Table 5 Independent t test
Table 6 ANOVA test

Discussion

SpA is a chronic debilitating disease that significantly reduces a patient’s QoL. Patients are required to undergo prolonged treatment regimens to help control a disease that cannot truly be eradicated. As such, patients must be monitored both physically and mentally throughout the management process to evaluate treatment outcomes, identify new concerns, and calculate the most cost-effective options. In addition, determining QALYs will help us understand the impact of disease in the general healthcare system and drive institutional policies based on cost-utility analyses. In this current climate where designing the most effective treatment strategies at the lowest cost is paramount, we as healthcare providers are tasked with gathering this information.

As such, this first psychometric validation study of using the EQ-5D instrument in patients with SpA is a necessary step to providing a platform to assemble cost-utility information on the disease impact of SpA and the effectiveness of our treatment. Testing the validity, reliability, and sensitivity of the study instrument is necessary to convince users of its applicability in measuring the HRQoL of patients with SpA and for cross-specialty cross-disease comparisons of QALYs. Our results suggest EQ-5D to be effective in measuring disease outcomes and severity by identifying different disease activity status. The test-retest reliability of the EQ-5D in our cohort was also good with a strong ICC and agreement between the five domains.

The EQ-5D instrument is also proven by this study to have a good correlation with SF-36 for disease status. Specific pain sources appear to be best differentiated by EQ-5D and most influential for poor outcome scores. A strong negative correlation was observed with tender joints as well as current or past week back pain. Higher disease activities as supported by BASDAI and ASDAS-CRP scores were well differentiated by lower EQ-5D-5 L and SF-36 domain and overall scores. This pattern is also evident for other physical and mental measures such as HADS and ODI scores.

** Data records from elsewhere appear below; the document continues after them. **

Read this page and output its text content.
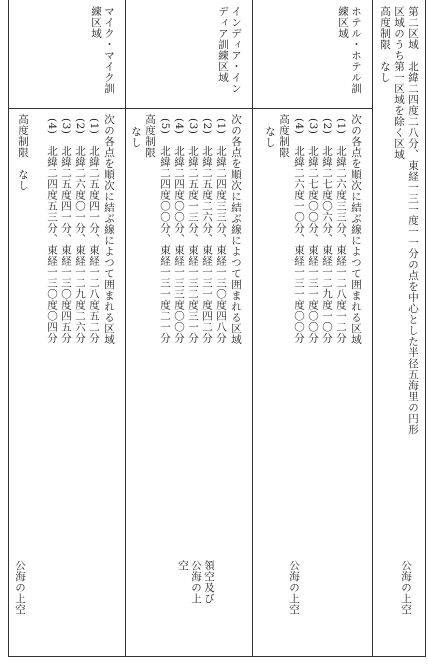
第二区域　北緯二四度二八分、東経一三一度一一分の点を中心とした半径五海里の円形
区域のうち第一区域を除く区域
高度制限　なし
ホテル・ホテル訓練区域
次の各点を順次に結ぶ線によつて囲まれる区域
(1)　北緯二六度三三分、東経一二八度一二分
(2)　北緯二七度〇六分、東経一二九度一〇分
(3)　北緯二七度〇〇分、東経一三一度〇〇分
(4)　北緯二六度一〇分、東経一三一度〇〇分
高度制限
なし
インディア・インディア訓練区域
次の各点を順次に結ぶ線によつて囲まれる区域
(1)　北緯二四度三三分、東経一三〇度四八分
(2)　北緯二五度二六分、東経一三一度四二分
(3)　北緯二五度一三分、東経一三二度三一分
(4)　北緯二四度〇〇分、東経一三三度〇〇分
(5)　北緯二四度〇〇分、東経一三一度二一分
高度制限
なし
マイク・マイク訓練区域
次の各点を順次に結ぶ線によつて囲まれる区域
(1)　北緯二五度四一分、東経一二八度五二分
(2)　北緯二六度〇一分、東経一二九度二六分
(3)　北緯二五度四一分、東経一三〇度四五分
(4)　北緯二四度五三分、東経一三〇度〇四分
高度制限　なし
公海の上空
公海の上空
領空及び公海の上空
公海の上空
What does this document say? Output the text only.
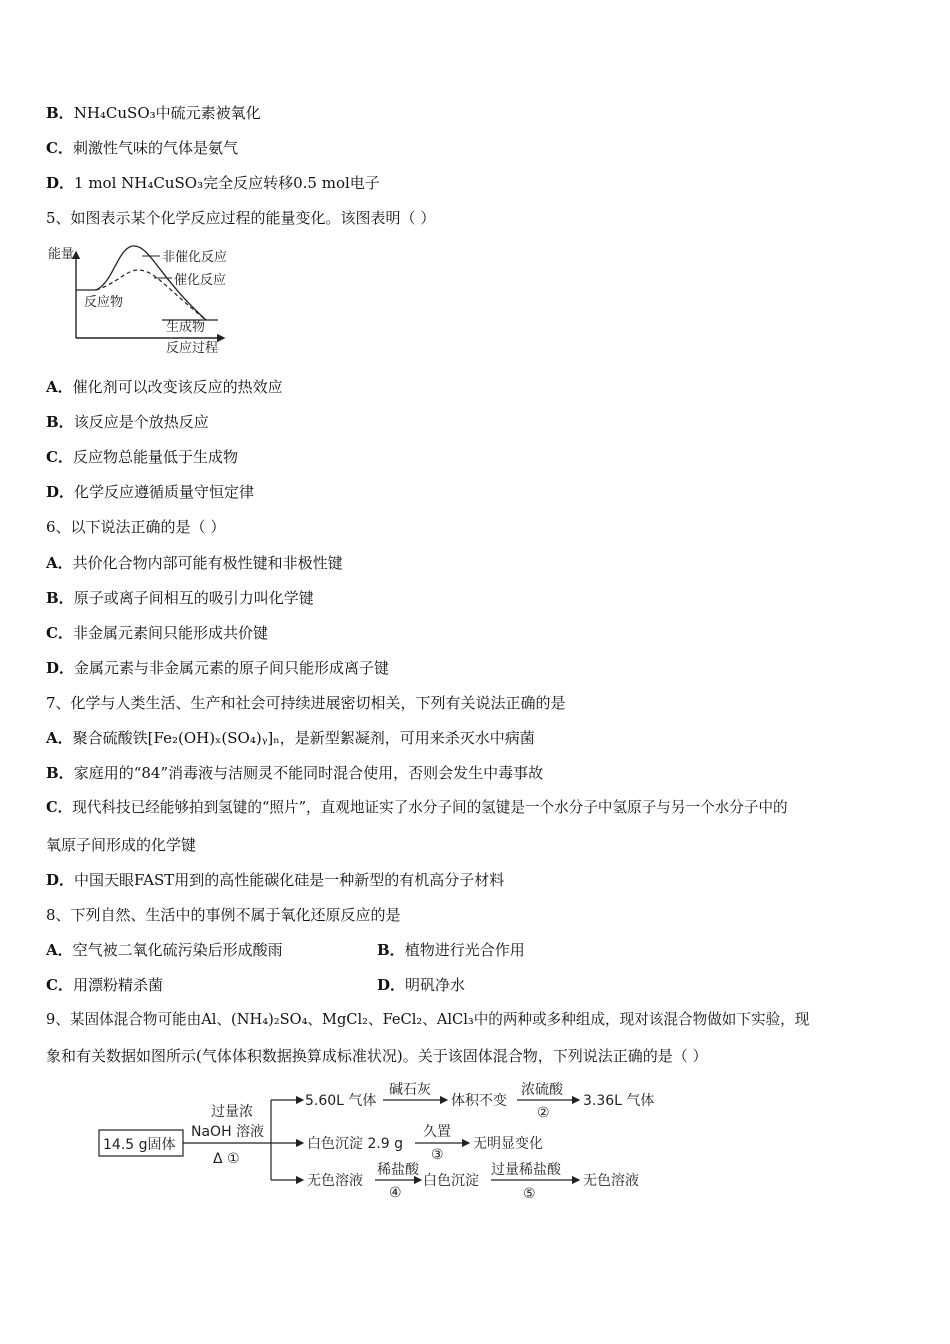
B．NH₄CuSO₃中硫元素被氧化
C．刺激性气味的气体是氨气
D．1 mol NH₄CuSO₃完全反应转移0.5 mol电子
5、如图表示某个化学反应过程的能量变化。该图表明（ ）
能量	非催化反应
催化反应
反应物
生成物
反应过程
A．催化剂可以改变该反应的热效应
B．该反应是个放热反应
C．反应物总能量低于生成物
D．化学反应遵循质量守恒定律
6、以下说法正确的是（ ）
A．共价化合物内部可能有极性键和非极性键
B．原子或离子间相互的吸引力叫化学键
C．非金属元素间只能形成共价键
D．金属元素与非金属元素的原子间只能形成离子键
7、化学与人类生活、生产和社会可持续进展密切相关，下列有关说法正确的是
A．聚合硫酸铁[Fe₂(OH)ₓ(SO₄)ᵧ]ₙ，是新型絮凝剂，可用来杀灭水中病菌
B．家庭用的“84”消毒液与洁厕灵不能同时混合使用，否则会发生中毒事故
C．现代科技已经能够拍到氢键的“照片”，直观地证实了水分子间的氢键是一个水分子中氢原子与另一个水分子中的
氧原子间形成的化学键
D．中国天眼FAST用到的高性能碳化硅是一种新型的有机高分子材料
8、下列自然、生活中的事例不属于氧化还原反应的是
A．空气被二氧化硫污染后形成酸雨	B．植物进行光合作用
C．用漂粉精杀菌	D．明矾净水
9、某固体混合物可能由Al、(NH₄)₂SO₄、MgCl₂、FeCl₂、AlCl₃中的两种或多种组成，现对该混合物做如下实验，现
象和有关数据如图所示(气体体积数据换算成标准状况)。关于该固体混合物，下列说法正确的是（ ）
14.5 g固体
过量浓
NaOH 溶液
Δ ①
5.60L 气体
碱石灰
体积不变
浓硫酸
②
3.36L 气体
白色沉淀 2.9 g
久置
③
无明显变化
无色溶液
稀盐酸
④
白色沉淀
过量稀盐酸
⑤
无色溶液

There are limitations in its ability to detect specific disease patterns such as the presence of peripheral arthritis, dactylitis, uveitis, or psoriasis. However, as a generic measurement, this is not its expected function and such information should be produced by disease-specific instruments such as BASFI and BASMI.

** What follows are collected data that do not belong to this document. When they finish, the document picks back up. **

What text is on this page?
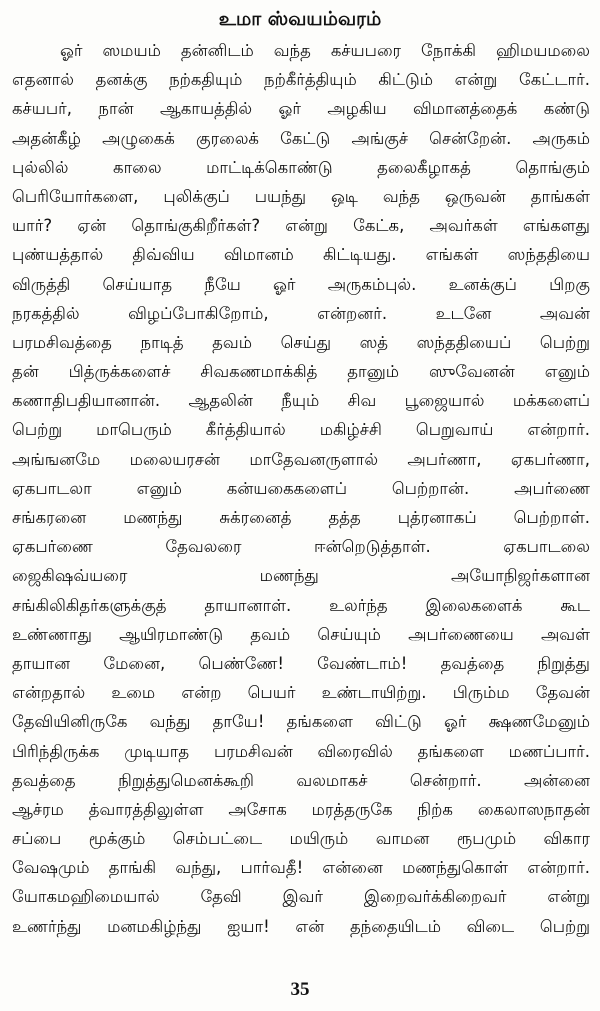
உமா ஸ்வயம்வரம்
ஓர் ஸமயம் தன்னிடம் வந்த கச்யபரை நோக்கி ஹிமயமலை
எதனால் தனக்கு நற்கதியும் நற்கீர்த்தியும் கிட்டும் என்று கேட்டார்.
கச்யபர், நான் ஆகாயத்தில் ஓர் அழகிய விமானத்தைக் கண்டு
அதன்கீழ் அழுகைக் குரலைக் கேட்டு அங்குச் சென்றேன். அருகம்
புல்லில் காலை மாட்டிக்கொண்டு தலைகீழாகத் தொங்கும்
பெரியோர்களை, புலிக்குப் பயந்து ஒடி வந்த ஒருவன் தாங்கள்
யார்? ஏன் தொங்குகிறீர்கள்? என்று கேட்க, அவர்கள் எங்களது
புண்யத்தால் திவ்விய விமானம் கிட்டியது. எங்கள் ஸந்ததியை
விருத்தி செய்யாத நீயே ஓர் அருகம்புல். உனக்குப் பிறகு
நரகத்தில் விழப்போகிறோம், என்றனர். உடனே அவன்
பரமசிவத்தை நாடித் தவம் செய்து ஸத் ஸந்ததியைப் பெற்று
தன் பித்ருக்களைச் சிவகணமாக்கித் தானும் ஸுவேனன் எனும்
கணாதிபதியானான். ஆதலின் நீயும் சிவ பூஜையால் மக்களைப்
பெற்று மாபெரும் கீர்த்தியால் மகிழ்ச்சி பெறுவாய் என்றார்.
அங்ஙனமே மலையரசன் மாதேவனருளால் அபர்ணா, ஏகபர்ணா,
ஏகபாடலா எனும் கன்யகைகளைப் பெற்றான். அபர்ணை
சங்கரனை மணந்து சுக்ரனைத் தத்த புத்ரனாகப் பெற்றாள்.
ஏகபர்ணை தேவலரை ஈன்றெடுத்தாள். ஏகபாடலை
ஜைகிஷவ்யரை மணந்து அயோநிஜர்களான
சங்கிலிகிதர்களுக்குத் தாயானாள். உலர்ந்த இலைகளைக் கூட
உண்ணாது ஆயிரமாண்டு தவம் செய்யும் அபர்ணையை அவள்
தாயான மேனை, பெண்ணே! வேண்டாம்! தவத்தை நிறுத்து
என்றதால் உமை என்ற பெயர் உண்டாயிற்று. பிரும்ம தேவன்
தேவியினிருகே வந்து தாயே! தங்களை விட்டு ஓர் க்ஷணமேனும்
பிரிந்திருக்க முடியாத பரமசிவன் விரைவில் தங்களை மணப்பார்.
தவத்தை நிறுத்துமெனக்கூறி வலமாகச் சென்றார். அன்னை
ஆச்ரம த்வாரத்திலுள்ள அசோக மரத்தருகே நிற்க கைலாஸநாதன்
சப்பை மூக்கும் செம்பட்டை மயிரும் வாமன ரூபமும் விகார
வேஷமும் தாங்கி வந்து, பார்வதீ! என்னை மணந்துகொள் என்றார்.
யோகமஹிமையால் தேவி இவர் இறைவர்க்கிறைவர் என்று
உணர்ந்து மனமகிழ்ந்து ஐயா! என் தந்தையிடம் விடை பெற்று
35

The EQ-5D instrument has also confirmed validity along with SF-36 as an internal consistency measure. There is a ceiling effect observed in this study for the EQ-5D measurement but is not unexpected. This finding has been demonstrated in other studies of chronic conditions as well [26, 41,42,43,44]. Nevertheless, overall results suggest that this tool is useful in conjunction with other disease-specific tools to monitor SpA patients.

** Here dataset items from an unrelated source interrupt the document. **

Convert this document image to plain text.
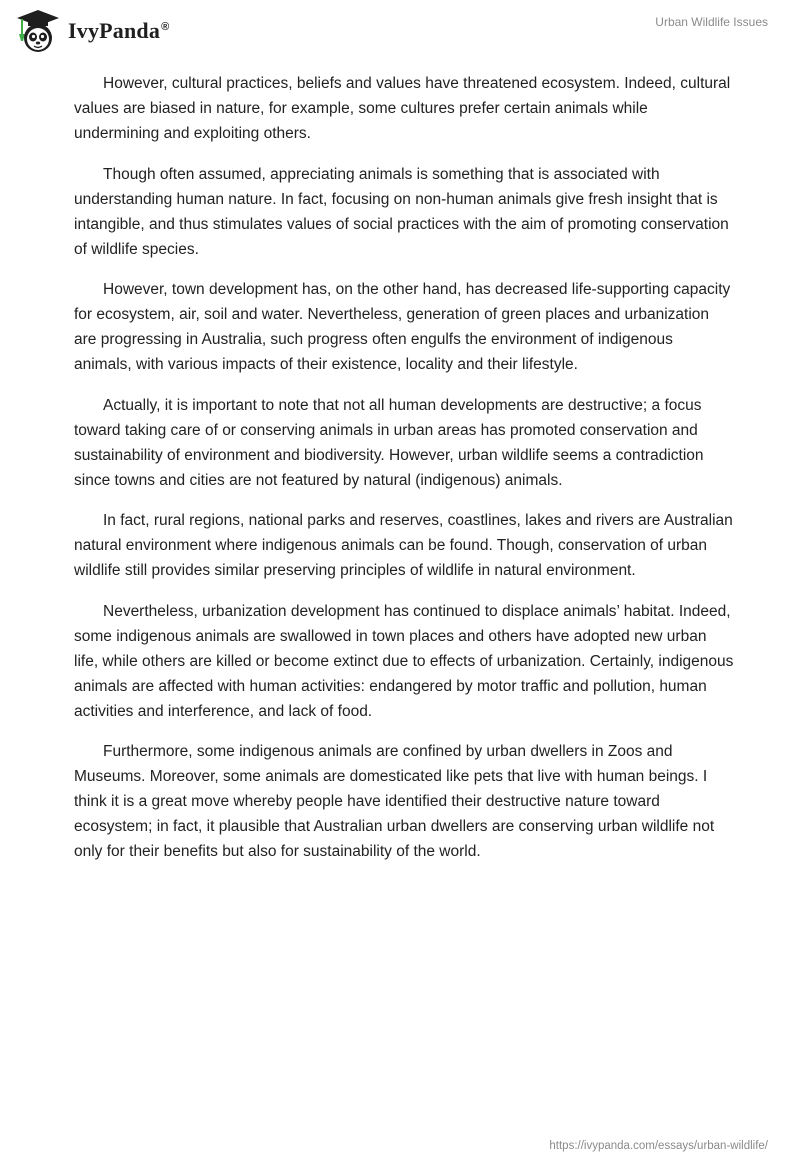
IvyPanda®	Urban Wildlife Issues

However, cultural practices, beliefs and values have threatened ecosystem. Indeed, cultural values are biased in nature, for example, some cultures prefer certain animals while undermining and exploiting others.

Though often assumed, appreciating animals is something that is associated with understanding human nature. In fact, focusing on non-human animals give fresh insight that is intangible, and thus stimulates values of social practices with the aim of promoting conservation of wildlife species.

However, town development has, on the other hand, has decreased life-supporting capacity for ecosystem, air, soil and water. Nevertheless, generation of green places and urbanization are progressing in Australia, such progress often engulfs the environment of indigenous animals, with various impacts of their existence, locality and their lifestyle.

Actually, it is important to note that not all human developments are destructive; a focus toward taking care of or conserving animals in urban areas has promoted conservation and sustainability of environment and biodiversity. However, urban wildlife seems a contradiction since towns and cities are not featured by natural (indigenous) animals.

In fact, rural regions, national parks and reserves, coastlines, lakes and rivers are Australian natural environment where indigenous animals can be found. Though, conservation of urban wildlife still provides similar preserving principles of wildlife in natural environment.

Nevertheless, urbanization development has continued to displace animals’ habitat. Indeed, some indigenous animals are swallowed in town places and others have adopted new urban life, while others are killed or become extinct due to effects of urbanization. Certainly, indigenous animals are affected with human activities: endangered by motor traffic and pollution, human activities and interference, and lack of food.

Furthermore, some indigenous animals are confined by urban dwellers in Zoos and Museums. Moreover, some animals are domesticated like pets that live with human beings. I think it is a great move whereby people have identified their destructive nature toward ecosystem; in fact, it plausible that Australian urban dwellers are conserving urban wildlife not only for their benefits but also for sustainability of the world.

https://ivypanda.com/essays/urban-wildlife/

The main limitation of this study is the use of phone interviews for the retest portion of the study. This was performed as routine follow-up consultations were more than 2 weeks apart, and hence, it was not practical to ask patients to return to close succession for questionnaire interviews only. Nevertheless, the scores suggest our method was acceptable and still reached significant results. Also, the use of an indirect two-step approach to determine EQ-5D-5 L may produce measurement errors in the score but due to the lack of a cultural-specific value set, this is still the best approach to generate the 5 L scores.

Conclusions

The EQ-5D-5 L demonstrates satisfactory psychometric properties for the assessment of patients with SpA. As this is a patient population with long-term follow-up and treatment, utilizing this generic measurement to study HRQoL changes and evaluate the economics of various treatment options is necessary. It appears that EQ-5D-5 L scores is most sensitive to pain and is a useful tool to differentiate patients with joint or spinal pain. Future study is required to determine the responsiveness properties of this measurement tool for changes in disease activity, comparing different treatment regimens and also other similar chronic diseases.